Verbandstag des Paritätischen am 17. Oktober: Vereine fit für die Zukunft machen

Neudietendorf, 6. Oktober 2017. Ehrenamtliche Vorstände leisten unschätzbar wertvolle Arbeit. Aber sie brauchen auch Unterstützung und Entlastung. Denn die Zeitressourcen der Engagierten stehen immer komplexeren und vielfältigeren Vorstandsaufgaben und Erwartungen gegenüber. Wie können Rahmenbedingungen aussehen, die die Vorstände entlasten? Bei einem Verbandstag des Paritätischen am Dienstag, 17. Oktober, 9.30 Uhr in Neudietendorf, will der Verband die Arbeit der ehrenamtlichen Vorstände in den Fokus rücken.

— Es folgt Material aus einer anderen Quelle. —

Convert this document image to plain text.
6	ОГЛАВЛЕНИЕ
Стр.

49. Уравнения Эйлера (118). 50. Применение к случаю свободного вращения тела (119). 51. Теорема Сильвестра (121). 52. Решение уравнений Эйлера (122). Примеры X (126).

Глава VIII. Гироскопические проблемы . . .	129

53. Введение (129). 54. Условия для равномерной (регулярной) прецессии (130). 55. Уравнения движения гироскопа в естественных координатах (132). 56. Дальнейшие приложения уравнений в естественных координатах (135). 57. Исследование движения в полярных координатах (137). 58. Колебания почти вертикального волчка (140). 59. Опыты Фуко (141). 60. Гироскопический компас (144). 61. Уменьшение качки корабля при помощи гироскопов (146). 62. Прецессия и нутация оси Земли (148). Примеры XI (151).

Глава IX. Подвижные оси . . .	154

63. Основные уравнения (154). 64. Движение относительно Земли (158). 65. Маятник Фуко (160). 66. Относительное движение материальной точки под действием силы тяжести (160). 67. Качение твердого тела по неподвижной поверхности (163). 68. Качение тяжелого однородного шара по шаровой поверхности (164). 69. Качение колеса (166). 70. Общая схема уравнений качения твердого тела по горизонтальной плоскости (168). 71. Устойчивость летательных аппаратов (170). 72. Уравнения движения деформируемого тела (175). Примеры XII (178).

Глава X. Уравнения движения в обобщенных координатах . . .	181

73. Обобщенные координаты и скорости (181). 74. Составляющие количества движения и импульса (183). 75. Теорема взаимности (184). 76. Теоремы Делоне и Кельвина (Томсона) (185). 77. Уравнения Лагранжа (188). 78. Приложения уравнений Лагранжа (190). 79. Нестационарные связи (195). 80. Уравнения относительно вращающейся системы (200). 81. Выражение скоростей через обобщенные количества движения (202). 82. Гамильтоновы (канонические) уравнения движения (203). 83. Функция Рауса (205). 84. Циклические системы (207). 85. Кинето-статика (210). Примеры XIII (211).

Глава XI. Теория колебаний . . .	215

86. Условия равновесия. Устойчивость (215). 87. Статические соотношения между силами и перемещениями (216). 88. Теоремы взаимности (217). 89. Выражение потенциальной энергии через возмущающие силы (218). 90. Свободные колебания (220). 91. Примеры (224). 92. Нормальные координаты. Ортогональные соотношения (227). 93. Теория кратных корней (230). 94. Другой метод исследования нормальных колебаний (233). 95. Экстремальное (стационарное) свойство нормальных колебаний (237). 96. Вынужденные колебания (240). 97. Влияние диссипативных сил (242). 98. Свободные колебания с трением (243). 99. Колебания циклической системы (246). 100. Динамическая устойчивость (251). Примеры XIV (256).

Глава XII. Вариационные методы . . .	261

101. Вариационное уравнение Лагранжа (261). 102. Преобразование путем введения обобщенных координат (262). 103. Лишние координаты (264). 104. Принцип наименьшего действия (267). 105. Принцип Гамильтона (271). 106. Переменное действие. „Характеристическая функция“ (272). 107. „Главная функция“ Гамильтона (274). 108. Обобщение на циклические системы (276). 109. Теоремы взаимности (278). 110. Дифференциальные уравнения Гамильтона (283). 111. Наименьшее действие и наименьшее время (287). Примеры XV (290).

An dem Tag soll mit den Mitgliedsorganisationen darüber diskutiert werden, wie die Vereine fit für die Zukunft gemacht werden können und wie die Mitgliedsorganisationen unterstützt werden können, wenn es darum geht, ehrenamtliche Vorstände zu gewinnen.

Ehrenamtliche Vorstandsarbeit ist attraktiv, wenn die Rahmenbedingungen stimmen. Bei dem Verbandstag und anschließenden regionalen Workshops soll diskutiert werden, wie Strategien für die Zukunft entwickelt werden können. Und es sollen Wege aufgezeigt werden, wie leistbare Aufgabenpakete geschnürt werden können.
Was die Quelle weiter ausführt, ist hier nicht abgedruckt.